Round and round, joking and laughing, I have thus come to conclude the discography of the mysterious Lux Occulta (so I won't bother you anymore) with their first album "Forever Alone. Immortal" dated 1996. What were they twelve years ago? Were they still crazy experimenters loving Avantgarde/Industrial sounds with a refined diabolical taste? I would say no.

This "Forever Alone. Immortal", also a majestically melancholic title, is an album of absolutely anomalous and unpredictable Symphonic Black Metal, marked by wide and generous strokes of bitter arcane melody; but don't expect the cruel or more simply "true" sounds of the early Dimmu Borgir, although some imperceptible influence of theirs can be heard, nor the vampirism of Cradle of Filth, nor the relentless and bloody wickedness of Anorexia Nervosa. These are Lux Occulta and despite their discography having a head and a tail that don't match at all, eccentricity (and perhaps a bit of eclecticism too) in music has always been the cornerstone of this almost unknown and, I admit, not very relevant Metal band.

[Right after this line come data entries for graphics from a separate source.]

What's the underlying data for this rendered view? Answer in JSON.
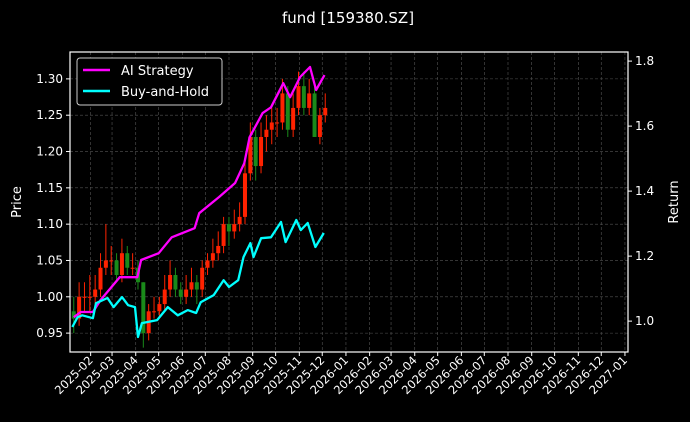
{
  "chart_data": {
    "type": "line",
    "title": "fund [159380.SZ]",
    "xlabel": "",
    "ylabel": "Price",
    "ylabel_right": "Return",
    "xlim": [
      "2025-01-05",
      "2027-01-05"
    ],
    "ylim": [
      0.924,
      1.337
    ],
    "ylim_right": [
      0.905,
      1.828
    ],
    "grid": true,
    "legend_placement": "top-left",
    "background": "#000000",
    "x_tick_labels": [
      "2025-02",
      "2025-03",
      "2025-04",
      "2025-05",
      "2025-06",
      "2025-07",
      "2025-08",
      "2025-09",
      "2025-10",
      "2025-11",
      "2025-12",
      "2026-01",
      "2026-02",
      "2026-03",
      "2026-04",
      "2026-05",
      "2026-06",
      "2026-07",
      "2026-08",
      "2026-09",
      "2026-10",
      "2026-11",
      "2026-12",
      "2027-01"
    ],
    "y_tick_labels": [
      "0.95",
      "1.00",
      "1.05",
      "1.10",
      "1.15",
      "1.20",
      "1.25",
      "1.30"
    ],
    "y_right_tick_labels": [
      "1.0",
      "1.2",
      "1.4",
      "1.6",
      "1.8"
    ],
    "candle_colors": {
      "up": "#ff2200",
      "down": "#1a8a1a"
    },
    "candles_ohlc": [
      [
        "2025-01-06",
        0.98,
        1.0,
        0.95,
        0.97
      ],
      [
        "2025-01-13",
        0.97,
        1.02,
        0.96,
        1.0
      ],
      [
        "2025-01-20",
        1.0,
        1.02,
        0.98,
        1.0
      ],
      [
        "2025-01-27",
        1.0,
        1.03,
        0.98,
        1.0
      ],
      [
        "2025-02-03",
        1.0,
        1.03,
        0.99,
        1.01
      ],
      [
        "2025-02-10",
        1.01,
        1.06,
        1.0,
        1.04
      ],
      [
        "2025-02-17",
        1.04,
        1.1,
        1.03,
        1.05
      ],
      [
        "2025-02-24",
        1.05,
        1.07,
        1.03,
        1.05
      ],
      [
        "2025-03-03",
        1.05,
        1.06,
        1.02,
        1.03
      ],
      [
        "2025-03-10",
        1.03,
        1.08,
        1.02,
        1.06
      ],
      [
        "2025-03-17",
        1.06,
        1.07,
        1.03,
        1.04
      ],
      [
        "2025-03-24",
        1.04,
        1.06,
        1.03,
        1.04
      ],
      [
        "2025-03-31",
        1.04,
        1.05,
        1.01,
        1.02
      ],
      [
        "2025-04-07",
        1.02,
        1.02,
        0.93,
        0.95
      ],
      [
        "2025-04-14",
        0.95,
        0.99,
        0.94,
        0.98
      ],
      [
        "2025-04-21",
        0.98,
        1.0,
        0.97,
        0.98
      ],
      [
        "2025-04-28",
        0.98,
        1.0,
        0.97,
        0.99
      ],
      [
        "2025-05-05",
        0.99,
        1.03,
        0.98,
        1.01
      ],
      [
        "2025-05-12",
        1.01,
        1.05,
        1.0,
        1.03
      ],
      [
        "2025-05-19",
        1.03,
        1.04,
        1.0,
        1.01
      ],
      [
        "2025-05-26",
        1.01,
        1.02,
        0.99,
        1.0
      ],
      [
        "2025-06-02",
        1.0,
        1.03,
        0.99,
        1.01
      ],
      [
        "2025-06-09",
        1.01,
        1.04,
        1.0,
        1.02
      ],
      [
        "2025-06-16",
        1.02,
        1.03,
        0.99,
        1.01
      ],
      [
        "2025-06-23",
        1.01,
        1.05,
        1.0,
        1.04
      ],
      [
        "2025-06-30",
        1.04,
        1.06,
        1.03,
        1.05
      ],
      [
        "2025-07-07",
        1.05,
        1.08,
        1.04,
        1.06
      ],
      [
        "2025-07-14",
        1.06,
        1.09,
        1.05,
        1.07
      ],
      [
        "2025-07-21",
        1.07,
        1.11,
        1.06,
        1.1
      ],
      [
        "2025-07-28",
        1.1,
        1.11,
        1.07,
        1.09
      ],
      [
        "2025-08-04",
        1.09,
        1.12,
        1.08,
        1.1
      ],
      [
        "2025-08-11",
        1.1,
        1.13,
        1.09,
        1.11
      ],
      [
        "2025-08-18",
        1.11,
        1.19,
        1.1,
        1.17
      ],
      [
        "2025-08-25",
        1.17,
        1.24,
        1.16,
        1.22
      ],
      [
        "2025-09-01",
        1.22,
        1.23,
        1.16,
        1.18
      ],
      [
        "2025-09-08",
        1.18,
        1.24,
        1.17,
        1.22
      ],
      [
        "2025-09-15",
        1.22,
        1.25,
        1.2,
        1.23
      ],
      [
        "2025-09-22",
        1.23,
        1.26,
        1.21,
        1.24
      ],
      [
        "2025-09-29",
        1.24,
        1.26,
        1.22,
        1.24
      ],
      [
        "2025-10-06",
        1.24,
        1.3,
        1.23,
        1.28
      ],
      [
        "2025-10-13",
        1.28,
        1.29,
        1.22,
        1.23
      ],
      [
        "2025-10-20",
        1.23,
        1.28,
        1.22,
        1.26
      ],
      [
        "2025-10-27",
        1.26,
        1.31,
        1.25,
        1.29
      ],
      [
        "2025-11-03",
        1.29,
        1.31,
        1.25,
        1.26
      ],
      [
        "2025-11-10",
        1.26,
        1.3,
        1.25,
        1.28
      ],
      [
        "2025-11-17",
        1.28,
        1.29,
        1.22,
        1.22
      ],
      [
        "2025-11-24",
        1.22,
        1.26,
        1.21,
        1.25
      ],
      [
        "2025-12-01",
        1.25,
        1.28,
        1.24,
        1.26
      ]
    ],
    "series": [
      {
        "name": "AI Strategy",
        "color": "#ff00ff",
        "axis": "right",
        "x": [
          "2025-01-10",
          "2025-01-19",
          "2025-02-04",
          "2025-02-14",
          "2025-03-11",
          "2025-04-03",
          "2025-04-08",
          "2025-05-01",
          "2025-05-18",
          "2025-06-17",
          "2025-06-23",
          "2025-07-19",
          "2025-08-09",
          "2025-08-21",
          "2025-08-28",
          "2025-09-14",
          "2025-09-25",
          "2025-10-11",
          "2025-10-20",
          "2025-11-02",
          "2025-11-15",
          "2025-11-23",
          "2025-12-04"
        ],
        "values": [
          1.012,
          1.028,
          1.028,
          1.065,
          1.135,
          1.135,
          1.188,
          1.209,
          1.258,
          1.286,
          1.332,
          1.382,
          1.425,
          1.486,
          1.566,
          1.64,
          1.658,
          1.732,
          1.689,
          1.751,
          1.782,
          1.711,
          1.757
        ]
      },
      {
        "name": "Buy-and-Hold",
        "color": "#00ffff",
        "axis": "right",
        "x": [
          "2025-01-08",
          "2025-01-15",
          "2025-01-21",
          "2025-02-04",
          "2025-02-08",
          "2025-02-23",
          "2025-03-03",
          "2025-03-14",
          "2025-03-22",
          "2025-03-31",
          "2025-04-04",
          "2025-04-09",
          "2025-04-29",
          "2025-05-13",
          "2025-05-26",
          "2025-06-08",
          "2025-06-19",
          "2025-06-25",
          "2025-07-12",
          "2025-07-25",
          "2025-08-01",
          "2025-08-13",
          "2025-08-20",
          "2025-08-29",
          "2025-09-02",
          "2025-09-12",
          "2025-09-25",
          "2025-10-08",
          "2025-10-14",
          "2025-10-28",
          "2025-11-03",
          "2025-11-12",
          "2025-11-22",
          "2025-12-03"
        ],
        "values": [
          0.982,
          1.012,
          1.018,
          1.009,
          1.055,
          1.071,
          1.043,
          1.074,
          1.049,
          1.043,
          0.951,
          0.994,
          1.003,
          1.043,
          1.018,
          1.034,
          1.025,
          1.058,
          1.08,
          1.126,
          1.105,
          1.126,
          1.197,
          1.24,
          1.197,
          1.255,
          1.258,
          1.305,
          1.243,
          1.311,
          1.28,
          1.302,
          1.228,
          1.271
        ]
      }
    ]
  }
}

Yet, I can't help it, their style has always struck me.

But enough with the chatter, let's get to the point; from the very first notes of "The Kingdom Is Mine" you can perceive a marked and veiled atmospheric vein that will reign supreme throughout the album and that will give it an exceptionally fascinating, ghostly yet at the same time mystical and even with an oriental aftertaste aspect, thanks to a large use of keyboards cleverly blended with the rest of the instruments and accompanied by a growl/scream I would say almost canonical, yet also unpredictable, just listen to the hysterical laments at the end of this regal and imposing track, almost seven minutes long but the shortest on the whole CD.

Indeed, each song is very long, meditated, architected with extreme meticulousness, and a perfect example is "Homodeus", well over eleven minutes with a granite and balanced setup: the first atmospheric minute is wonderful, a crystalline and sidereal cloud that slowly flows into a desolate and disheartening mid tempo, destined to evolve into a blast beat and a sharp and serpentine melody interrupted from time to time by elusive and ethereal intervals completely unexpected.

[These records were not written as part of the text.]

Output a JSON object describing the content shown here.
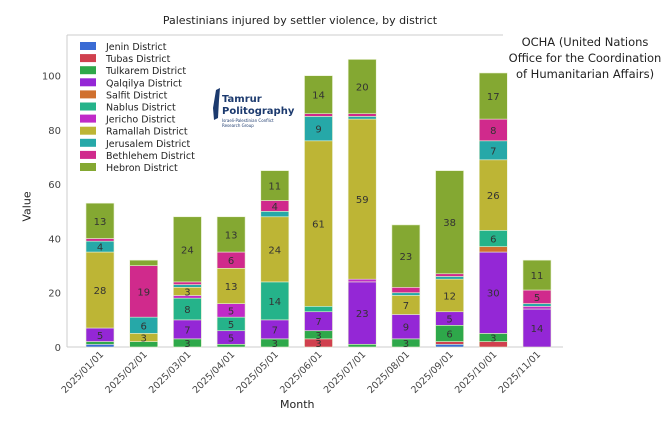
{
  "note": "OCHA (United Nations Office for the Coordination of Humanitarian Affairs)",
  "logo": {
    "line1": "Tamrur",
    "line2": "Politography",
    "line3": "Israeli-Palestinian Conflict Research Group"
  },
  "chart_data": {
    "type": "bar",
    "stacked": true,
    "title": "Palestinians injured by settler violence, by district",
    "xlabel": "Month",
    "ylabel": "Value",
    "ylim": [
      0,
      115
    ],
    "yticks": [
      0,
      20,
      40,
      60,
      80,
      100
    ],
    "legend": "top-left",
    "grid": false,
    "categories": [
      "2025/01/01",
      "2025/02/01",
      "2025/03/01",
      "2025/04/01",
      "2025/05/01",
      "2025/06/01",
      "2025/07/01",
      "2025/08/01",
      "2025/09/01",
      "2025/10/01",
      "2025/11/01"
    ],
    "series": [
      {
        "name": "Jenin District",
        "color": "#3a6bd4",
        "values": [
          1,
          0,
          0,
          0,
          0,
          0,
          0,
          0,
          1,
          0,
          0
        ]
      },
      {
        "name": "Tubas District",
        "color": "#d0404e",
        "values": [
          0,
          0,
          0,
          0,
          0,
          3,
          0,
          0,
          1,
          2,
          0
        ]
      },
      {
        "name": "Tulkarem District",
        "color": "#2ea84a",
        "values": [
          1,
          2,
          3,
          1,
          3,
          3,
          1,
          3,
          6,
          3,
          0
        ]
      },
      {
        "name": "Qalqilya District",
        "color": "#9427d6",
        "values": [
          5,
          0,
          7,
          5,
          7,
          7,
          23,
          9,
          5,
          30,
          14
        ]
      },
      {
        "name": "Salfit District",
        "color": "#d0702e",
        "values": [
          0,
          0,
          0,
          0,
          0,
          0,
          0,
          0,
          0,
          2,
          0
        ]
      },
      {
        "name": "Nablus District",
        "color": "#25b38a",
        "values": [
          0,
          0,
          8,
          5,
          14,
          2,
          0,
          0,
          0,
          6,
          0
        ]
      },
      {
        "name": "Jericho District",
        "color": "#c02ac8",
        "values": [
          0,
          0,
          1,
          5,
          0,
          0,
          1,
          0,
          0,
          0,
          1
        ]
      },
      {
        "name": "Ramallah District",
        "color": "#bdb535",
        "values": [
          28,
          3,
          3,
          13,
          24,
          61,
          59,
          7,
          12,
          26,
          0
        ]
      },
      {
        "name": "Jerusalem District",
        "color": "#26a8a8",
        "values": [
          4,
          6,
          1,
          0,
          2,
          9,
          1,
          1,
          1,
          7,
          1
        ]
      },
      {
        "name": "Bethlehem District",
        "color": "#d02a8c",
        "values": [
          1,
          19,
          1,
          6,
          4,
          1,
          1,
          2,
          1,
          8,
          5
        ]
      },
      {
        "name": "Hebron District",
        "color": "#84a832",
        "values": [
          13,
          2,
          24,
          13,
          11,
          14,
          20,
          23,
          38,
          17,
          11
        ]
      }
    ]
  }
}
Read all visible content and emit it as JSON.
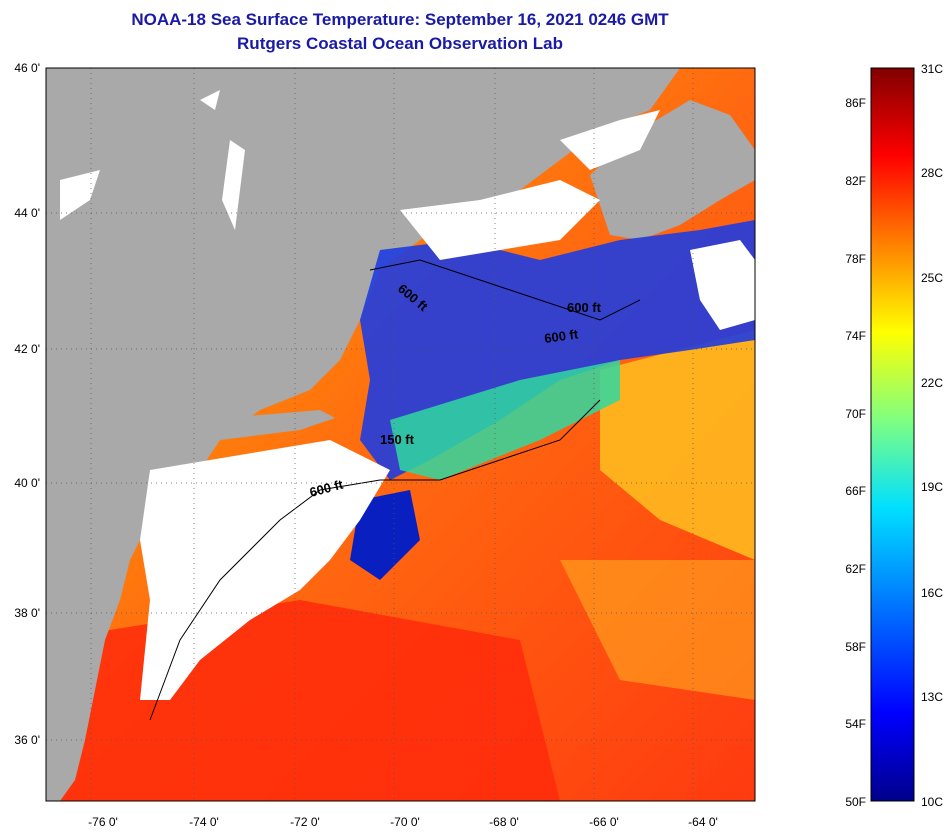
{
  "header": {
    "title": "NOAA-18 Sea Surface Temperature:  September 16, 2021 0246 GMT",
    "subtitle": "Rutgers Coastal Ocean Observation Lab"
  },
  "map": {
    "lat_ticks": [
      "46 0'",
      "44 0'",
      "42 0'",
      "40 0'",
      "38 0'",
      "36 0'"
    ],
    "lon_ticks": [
      "-76 0'",
      "-74 0'",
      "-72 0'",
      "-70 0'",
      "-68 0'",
      "-66 0'",
      "-64 0'"
    ],
    "isobath_labels": [
      "600 ft",
      "600 ft",
      "600 ft",
      "150 ft",
      "600 ft"
    ],
    "colors": {
      "land": "#a9a9a9",
      "cloud": "#ffffff",
      "warm": "#ff3a10",
      "cool": "#1a2bd0"
    }
  },
  "colorbar": {
    "fahrenheit_labels": [
      "86F",
      "82F",
      "78F",
      "74F",
      "70F",
      "66F",
      "62F",
      "58F",
      "54F",
      "50F"
    ],
    "celsius_labels": [
      "31C",
      "28C",
      "25C",
      "22C",
      "19C",
      "16C",
      "13C",
      "10C"
    ]
  }
}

Similarly set up is "Sweetest Stench Of The Dead", which however presents itself slower and morbid, the riffs are almost doom and you can even hear the intervention of a piano smothered by perhaps a slightly raw production. The outro of this other eleven-minute marathon is wonderful: only the keyboard, which dominates solitary and withered, macabre and decadent, slow and sad.

Different melodic lines can be noticed, for example, in "The Third Eye", decidedly darker and more evil but which ends with a flute and a string instrument that unfortunately due to my ignorance I was unable to identify, and in "Apokathastasis" (I must say the LO know their stuff when it comes to lyrics and various occultism) where the atmosphere becomes increasingly oppressive and hazy.

Briefly summing up: this is an album that practically almost no one knows, but I, always talking of "de gustibus" and various annoyances, found it as interesting and mysterious as the band itself; a condensate of dark magic, a hypnotic abyss, an elegant temple of damp and gloomy quiet, a dusty ancient book never interpreted, a silent light, hidden, always alone but eternal.